Il primo disegno del 31 agosto 1944, siglato MP1, era quello di una motocicletta leggera, un modello di motoscooter giocosamente chiamato “Paperino”. La quinta variante del disegno, MP5, fu costruita per intero a mano di nascosto a nazisti e partigiani e il primo esemplare, terminato nella primavera del 1945, fu collaudato nelle strade di Biella durante il coprifuoco. Enrico Piaggio non fu soddisfatto di questo prototipo che aveva il tunnel centrale scomodo tipico della motocicletta e, per risolvere il problema, chiamò l’ingegnere Corradino d’Ascanio, il progettista di elicotteri che “odiava le motociclette”. Piaggio voleva una moto comoda, facile da cavalcare e D’Ascanio si mise all’opera.
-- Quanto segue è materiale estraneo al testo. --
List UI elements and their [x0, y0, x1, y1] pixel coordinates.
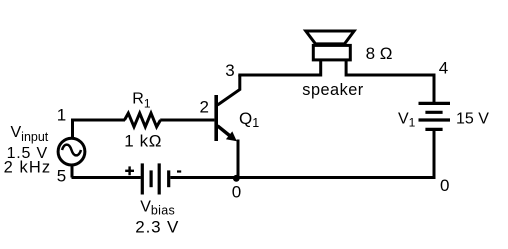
speaker terminals: [321, 60, 346, 77]
junction dot node 0: [233, 175, 240, 182]
svg-text:R1: R1: [132, 90, 151, 110]
svg-text:Q1: Q1: [239, 109, 259, 130]
transistor Q1 base bar: [214, 95, 218, 141]
battery V_bias: [142, 163, 168, 194]
speaker horn: [306, 31, 354, 44]
wire: bottom net left segment: [72, 176, 141, 179]
speaker box: [313, 45, 350, 60]
svg-text:1 kΩ: 1 kΩ: [124, 132, 162, 151]
svg-text:Vbias: Vbias: [140, 199, 175, 218]
svg-text:0: 0: [232, 182, 241, 201]
svg-text:5: 5: [57, 167, 66, 186]
svg-text:Vinput: Vinput: [11, 124, 49, 144]
svg-text:8 Ω: 8 Ω: [366, 44, 393, 63]
wire: node 1 corner (source top to resistor): [73, 120, 126, 139]
wire: emitter to node 0: [237, 140, 240, 178]
svg-text:15 V: 15 V: [456, 110, 489, 127]
polarity minus: [177, 170, 181, 172]
transistor Q1 emitter with arrow: [218, 126, 237, 141]
polarity plus: [125, 166, 134, 175]
svg-text:1: 1: [57, 105, 66, 124]
resistor R1: [125, 113, 161, 127]
battery V1: [419, 103, 451, 129]
wire: resistor to base: [160, 119, 214, 122]
wire: collector to speaker (top net left): [238, 74, 322, 77]
svg-text:2: 2: [200, 97, 209, 116]
svg-text:2 kHz: 2 kHz: [4, 159, 52, 177]
svg-text:speaker: speaker: [302, 81, 364, 99]
wire: speaker to node 4 (top net right): [346, 75, 434, 102]
AC source V_input: [58, 138, 85, 165]
svg-text:0: 0: [440, 176, 449, 195]
svg-text:V1: V1: [398, 110, 416, 129]
wire: battery to node 0 right: [433, 129, 436, 177]
svg-text:3: 3: [225, 61, 234, 80]
svg-text:4: 4: [439, 59, 448, 78]
svg-text:2.3 V: 2.3 V: [135, 218, 179, 237]
wire: source bottom stub: [71, 165, 74, 178]
transistor Q1 collector: [218, 75, 240, 105]
wire: bottom net right segment: [170, 176, 435, 179]
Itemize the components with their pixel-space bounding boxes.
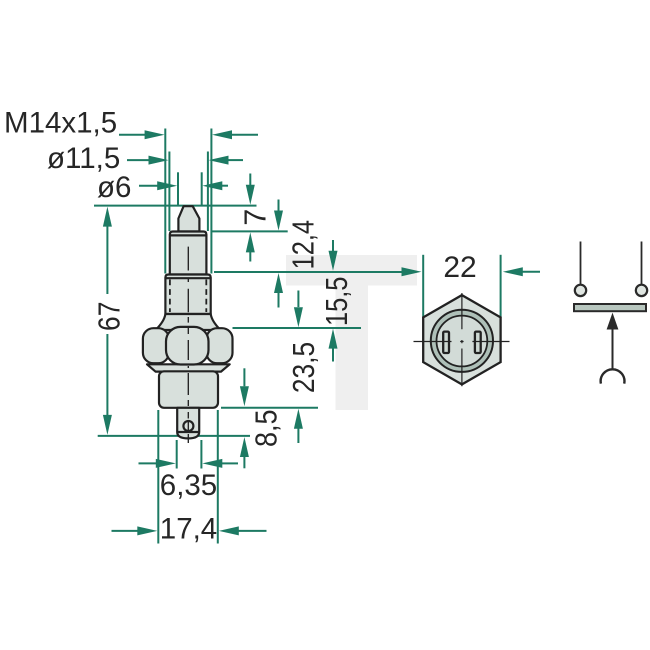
- svg-text:8,5: 8,5: [250, 409, 284, 446]
- svg-text:22: 22: [443, 251, 476, 284]
- svg-text:15,5: 15,5: [320, 277, 355, 326]
- svg-text:67: 67: [93, 302, 127, 331]
- svg-text:12,4: 12,4: [286, 220, 321, 269]
- svg-text:ø6: ø6: [97, 171, 131, 204]
- svg-text:M14x1,5: M14x1,5: [4, 107, 117, 140]
- svg-text:23,5: 23,5: [287, 342, 321, 393]
- svg-text:7: 7: [239, 209, 273, 226]
- svg-text:6,35: 6,35: [160, 469, 217, 502]
- svg-text:17,4: 17,4: [160, 513, 217, 546]
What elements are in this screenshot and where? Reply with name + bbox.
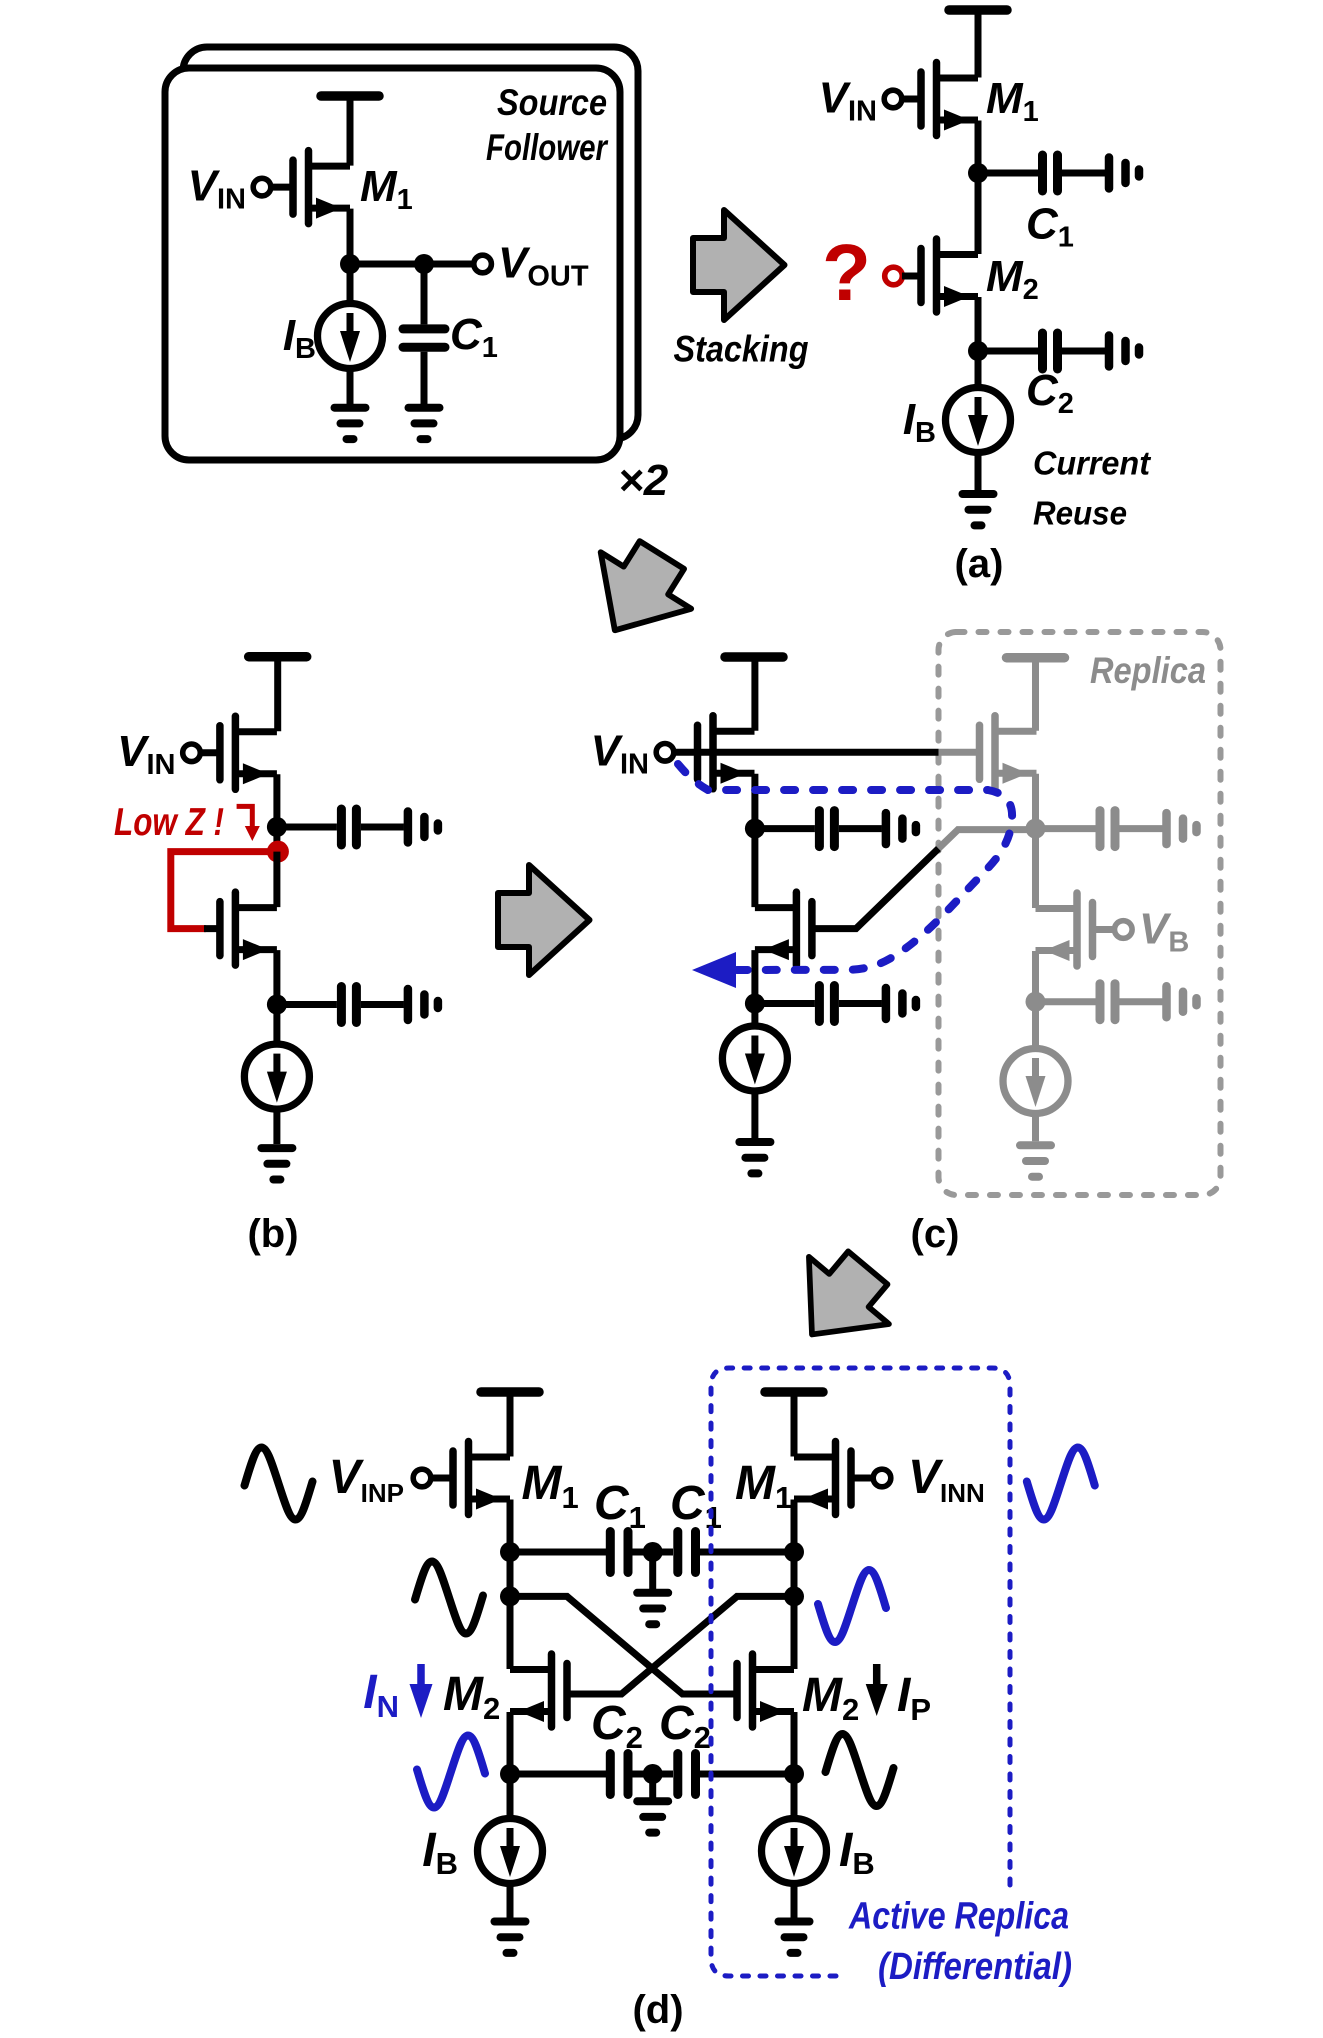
- wire M1 source to node 1 (c): [751, 774, 758, 829]
- replica wire VDD to M1r drain: [1032, 658, 1039, 731]
- capacitor to AC ground row 2 (b): [277, 987, 438, 1023]
- node dot 1 (b): [267, 817, 287, 837]
- input terminal VIN (c): [656, 744, 674, 762]
- replica wire current source to ground: [1032, 1113, 1039, 1141]
- svg-text:Current: Current: [1033, 444, 1152, 481]
- replica ground: [1020, 1145, 1051, 1176]
- wire C1 row right: [700, 1549, 794, 1556]
- sine wave blue at VINN: [1027, 1448, 1095, 1520]
- node dot C1 mid: [643, 1542, 663, 1562]
- wire node2R to M2R drain: [791, 1596, 798, 1669]
- ground (a): [963, 494, 994, 525]
- capacitor to AC ground row 1 (c): [755, 811, 916, 847]
- svg-text:Follower: Follower: [486, 127, 609, 168]
- capacitor C1 (box): [403, 329, 445, 347]
- wire node 1 to M2 drain (a): [975, 173, 982, 254]
- svg-text:Reuse: Reuse: [1033, 494, 1127, 531]
- wire M1R source to node 2R: [791, 1500, 798, 1597]
- node dot 2 (c): [745, 994, 765, 1014]
- capacitor C2 to AC ground (a): [978, 333, 1139, 369]
- wire node to capacitor C1: [421, 264, 428, 324]
- svg-text:(a): (a): [955, 542, 1004, 586]
- transistor M2 (b): [220, 892, 277, 965]
- wire M2 source to node 2 (b): [273, 950, 280, 1004]
- svg-text:Replica: Replica: [1090, 650, 1206, 691]
- block arrow down-left (a to b): [570, 527, 708, 659]
- replica capacitor to AC ground row 1: [1036, 811, 1197, 847]
- current source IB left (d): [478, 1819, 543, 1884]
- replica VB terminal: [1115, 921, 1133, 939]
- wire current source to ground right (d): [791, 1884, 798, 1918]
- red hook arrow: [237, 806, 260, 841]
- output terminal VOUT: [474, 255, 492, 273]
- wire current source to ground (c): [751, 1091, 758, 1139]
- wire diagonal gray part to replica node: [939, 830, 1036, 849]
- VDD supply bar (box): [321, 95, 379, 97]
- transistor M1 (a): [921, 63, 978, 136]
- wire node 1 to M2 drain (c): [751, 829, 758, 908]
- wire node 2 to current source (a): [975, 351, 982, 388]
- svg-text:Active Replica: Active Replica: [848, 1896, 1069, 1938]
- wire gate terminal to M2 gate (a): [902, 273, 922, 280]
- replica wire node R2 to current source: [1032, 1002, 1039, 1049]
- ground (below IB, box): [335, 408, 366, 439]
- wire node 3L to current source: [507, 1774, 514, 1819]
- svg-text:×2: ×2: [618, 456, 669, 505]
- VDD supply bar right (d): [765, 1391, 823, 1393]
- cross-couple wire node2R to M2L gate: [566, 1596, 794, 1694]
- wire VDD to M1 drain (a): [975, 10, 982, 78]
- sine wave blue mid-right: [818, 1570, 886, 1642]
- wire VDD to M1 drain (b): [274, 657, 281, 732]
- wire node 2 to current source (b): [273, 1005, 280, 1045]
- wire current source to ground (a): [975, 452, 982, 490]
- wire VINN to gate: [850, 1475, 873, 1482]
- wire output node row: [350, 261, 474, 268]
- wire C2 mid to ground: [649, 1774, 656, 1798]
- wire node2L to M2L drain: [507, 1596, 514, 1669]
- cross-couple wire node2L to M2R gate: [510, 1596, 738, 1694]
- wire VDD to M1R drain: [791, 1392, 798, 1457]
- blue arrowhead of feedback path: [692, 952, 736, 988]
- red gate terminal of M2 (a): [885, 267, 903, 285]
- current source IB (a): [946, 388, 1011, 453]
- replica wire node R1 to M2r drain: [1032, 829, 1039, 908]
- block arrow down-right (c to d): [772, 1234, 908, 1368]
- blue dashed feedback path: [678, 764, 1012, 970]
- node dot 1 (a): [968, 163, 988, 183]
- wire capacitor to ground: [421, 352, 428, 404]
- svg-text:?: ?: [822, 228, 871, 317]
- wire C2 mid right: [657, 1771, 673, 1778]
- sine wave black at VINP: [245, 1448, 313, 1520]
- ground (c): [739, 1142, 770, 1173]
- wire VIN to gate (b): [200, 749, 221, 756]
- transistor M2 right (d): [737, 1654, 794, 1727]
- input terminal VINP: [413, 1469, 431, 1487]
- svg-text:(b): (b): [247, 1212, 298, 1256]
- wire gate stub M2 (b): [204, 925, 221, 932]
- replica current source: [1003, 1049, 1068, 1114]
- input terminal VINN: [873, 1469, 891, 1487]
- red wire node to M2 gate (diode connection): [171, 852, 272, 929]
- wire M2 source to node 2 (c): [751, 950, 758, 1003]
- replica dashed box: [939, 632, 1221, 1195]
- blue dashed box Active Replica: [711, 1368, 1010, 1976]
- ground right (d): [779, 1922, 810, 1953]
- node dot C2 mid: [643, 1764, 663, 1784]
- transistor M2 (c, mirrored): [755, 892, 812, 965]
- node dot at M1 source: [340, 254, 360, 274]
- current source IB (box): [318, 304, 383, 369]
- wire VDD to M1 drain (c): [751, 657, 758, 731]
- wire C2 mid left: [633, 1771, 649, 1778]
- svg-text:Stacking: Stacking: [674, 328, 809, 369]
- blue current arrow IN: [410, 1664, 433, 1718]
- wire M1 source to node 1 (a): [975, 121, 982, 174]
- current source IB right (d): [762, 1819, 827, 1884]
- wire C2 row right: [700, 1771, 794, 1778]
- ground (below C1, box): [409, 408, 440, 439]
- node dot 2R: [784, 1586, 804, 1606]
- input terminal VIN (a): [884, 90, 902, 108]
- replica transistor M1r: [980, 716, 1037, 789]
- transistor M1 left (d): [453, 1442, 510, 1515]
- wire M2 gate to replica node (black diagonal): [811, 849, 939, 929]
- svg-text:(Differential): (Differential): [878, 1946, 1072, 1988]
- input terminal VIN (box): [253, 178, 271, 196]
- svg-text:(d): (d): [632, 1988, 683, 2032]
- node dot 2 (a): [968, 341, 988, 361]
- replica wire M2r source to node R2: [1032, 951, 1039, 1002]
- replica wire M2r gate to VB terminal: [1091, 926, 1115, 933]
- node dot 1R: [784, 1542, 804, 1562]
- VDD supply bar (a): [949, 9, 1007, 11]
- wire M2L source to node 3L: [507, 1712, 514, 1774]
- node dot 3R: [784, 1764, 804, 1784]
- wire VDD to M1L drain: [507, 1392, 514, 1457]
- wire C1 mid left: [633, 1549, 649, 1556]
- transistor M1 (box): [293, 151, 350, 224]
- black current arrow IP: [866, 1664, 888, 1716]
- input terminal VIN (b): [183, 744, 201, 762]
- capacitor C2 right: [678, 1754, 696, 1795]
- ground (b): [261, 1148, 292, 1179]
- capacitor to AC ground row 1 (b): [277, 809, 438, 845]
- replica capacitor to AC ground row 2: [1036, 984, 1197, 1020]
- replica node dot R1: [1026, 819, 1046, 839]
- wire node 2 to current source (c): [751, 1004, 758, 1027]
- wire VIN to gate (a): [902, 96, 922, 103]
- sine wave black bottom-right: [826, 1734, 894, 1806]
- ground left (d): [495, 1922, 526, 1953]
- wire C1 row left: [510, 1549, 606, 1556]
- wire node to current source: [347, 264, 354, 304]
- sine wave black mid-left: [415, 1562, 483, 1634]
- wire current source to ground left (d): [507, 1884, 514, 1918]
- ground C2 mid: [637, 1801, 668, 1832]
- node dot 2L: [500, 1586, 520, 1606]
- capacitor to AC ground row 2 (c): [755, 986, 916, 1022]
- transistor M1 (b): [220, 716, 277, 789]
- wire M1 source to node: [347, 209, 354, 264]
- wire C1 mid right: [657, 1549, 673, 1556]
- node dot 3L: [500, 1764, 520, 1784]
- current source (b): [244, 1044, 309, 1109]
- source follower box: back card: [183, 47, 638, 439]
- capacitor C1 to AC ground (a): [978, 155, 1139, 191]
- svg-text:Low Z !: Low Z !: [114, 801, 224, 844]
- node dot at C1 tap: [414, 254, 434, 274]
- ground C1 mid: [637, 1593, 668, 1624]
- svg-text:(c): (c): [911, 1212, 960, 1256]
- VDD supply bar (b): [249, 656, 307, 658]
- block arrow Stacking: [693, 210, 785, 320]
- capacitor C1 left: [610, 1532, 628, 1573]
- replica wire M1r source to node R1: [1032, 774, 1039, 829]
- transistor M1 (c): [698, 716, 755, 789]
- wire VINP to gate: [431, 1475, 454, 1482]
- transistor M2 left (d, mirrored): [510, 1654, 567, 1727]
- svg-text:Source: Source: [497, 82, 607, 123]
- shared gate wire VIN to replica (black part): [674, 749, 939, 756]
- node dot 1L: [500, 1542, 520, 1562]
- capacitor C2 left: [610, 1754, 628, 1795]
- wire current source to ground: [347, 368, 354, 404]
- block arrow right (b to c): [498, 865, 590, 975]
- replica VDD supply bar: [1007, 657, 1065, 659]
- source follower box: front card: [165, 68, 620, 460]
- sine wave blue bottom-left: [417, 1736, 485, 1808]
- red node dot (low impedance node): [267, 841, 289, 863]
- wire node 1 to M2 drain (b): [273, 852, 280, 908]
- wire current source to ground (b): [273, 1109, 280, 1144]
- replica node dot R2: [1026, 992, 1046, 1012]
- replica transistor M2r (mirrored): [1036, 893, 1093, 966]
- wire C2 row left: [510, 1771, 606, 1778]
- current source (c): [722, 1026, 787, 1091]
- wire M1 source to node 1 (b): [273, 774, 280, 851]
- wire VDD to M1 drain: [347, 96, 354, 166]
- VDD supply bar left (d): [481, 1391, 539, 1393]
- VDD supply bar (c): [725, 656, 783, 658]
- wire M2 source to node 2 (a): [975, 297, 982, 351]
- shared gate wire (gray part in replica): [939, 749, 981, 756]
- wire M1L source to node 2L: [507, 1500, 514, 1597]
- wire node 3R to current source: [791, 1774, 798, 1819]
- transistor M2 (a): [921, 239, 978, 312]
- capacitor C1 right: [678, 1532, 696, 1573]
- node dot 1 (c): [745, 819, 765, 839]
- transistor M1 right (d, mirrored): [794, 1442, 851, 1515]
- wire C1 mid to ground: [649, 1552, 656, 1589]
- wire VIN to gate: [271, 184, 294, 191]
- node dot 2 (b): [267, 995, 287, 1015]
- wire M2R source to node 3R: [791, 1712, 798, 1774]
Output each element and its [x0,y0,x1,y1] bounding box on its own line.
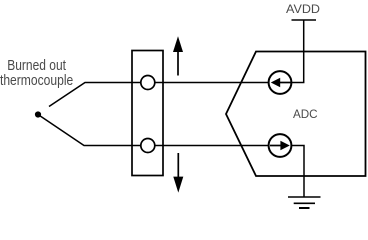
wire: lower lead from junction, diagonal then horizontal to lower input [38,115,268,146]
current source I2 (burnout, sinking) [269,134,292,157]
svg-text:ADC: ADC [293,107,318,121]
power AVDD rail bar [292,19,317,21]
svg-text:Burned out: Burned out [7,58,66,74]
arrow: current flow down indicator [173,153,183,193]
terminal: lower input pin [141,139,155,153]
wire: lower current source to ground [290,146,304,198]
svg-text:thermocouple: thermocouple [0,73,73,89]
terminal: upper input pin [141,76,155,90]
wire: open (burned-out) upper lead, diagonal then horizontal to upper input [49,83,268,107]
wire: AVDD rail down to upper current source [290,20,304,83]
ground [288,197,321,208]
ADC block outline [226,52,366,177]
arrow: current flow up indicator [173,36,183,75]
svg-text:AVDD: AVDD [286,2,320,16]
current source I1 (burnout, sourcing) [269,71,292,94]
node A: thermocouple junction dot [35,111,41,117]
connector J1: input terminal block [132,51,163,176]
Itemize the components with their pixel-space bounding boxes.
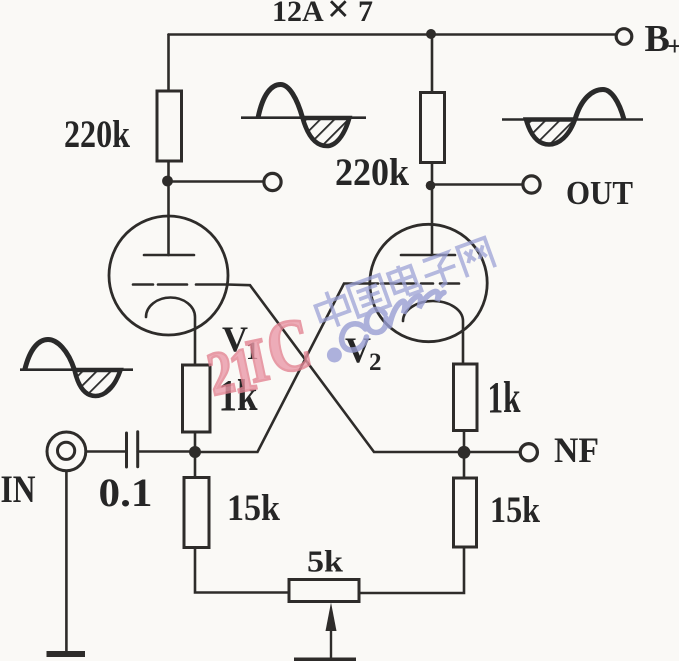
- svg-text:5k: 5k: [307, 544, 344, 579]
- svg-text:+: +: [667, 31, 679, 61]
- svg-text:15k: 15k: [490, 490, 540, 531]
- svg-text:7: 7: [358, 0, 373, 28]
- svg-text:220k: 220k: [335, 151, 409, 194]
- svg-text:220k: 220k: [64, 113, 130, 156]
- svg-text:0.1: 0.1: [99, 470, 153, 515]
- svg-text:1k: 1k: [488, 373, 521, 422]
- svg-text:2: 2: [369, 349, 382, 376]
- svg-text:×: ×: [327, 0, 350, 31]
- svg-text:IN: IN: [1, 468, 36, 511]
- svg-text:OUT: OUT: [566, 175, 633, 212]
- svg-text:NF: NF: [554, 430, 599, 470]
- svg-text:12A: 12A: [272, 0, 324, 28]
- svg-text:15k: 15k: [227, 488, 280, 529]
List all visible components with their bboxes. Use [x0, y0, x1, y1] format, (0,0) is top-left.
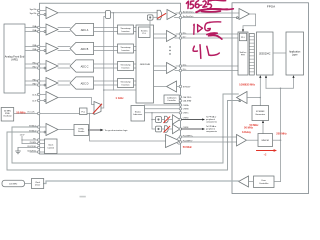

Sfruttando le conoscenze di progettista aeronautico pensò a una moto a scocca portante, senza la struttura tubolare e, dunque, senza il tunnel centrale. Pensò a una sospensione anteriore prendendo spunto da quella dei carrelli per e ad un motore con concetto rubato a quello d’accensione degli aerei. Per praticità pose il cambio sul manubrio coprendo il motore con il telaio, come già fatto sull’MP5, per evitare quelle consuete macchie sugli indumenti che la perdita d’olio delle motociclette causavano. Decise anche di aggiungere la ruota di scorta sapendo quanto le forature erano frequenti nelle strade di allora e per la posizione di guida pensò a una persona seduta comodamente su una poltrona. Era nata quella che sarebbe diventata la prima Vespa. Il modello MP6, con alcuni prototipi realizzati sempre a Biella.

Prototipo MP6

Finita la guerra, a Pontedera iniziò la ricostruzione degli stabilimenti Piaggio grazie allo Stato che, anche se parzialmente, saldò all’azienda le forniture effettuate prima dell’armistizio dell’8 settembre 1943, mai pagate. Grazie alla boccata d’ossigeno finanziaria la Piaggio mise in moto la catena di produzione della prima serie di quella che sarebbe poi diventato uno dei prodotti di design italiano più famosi al mondo.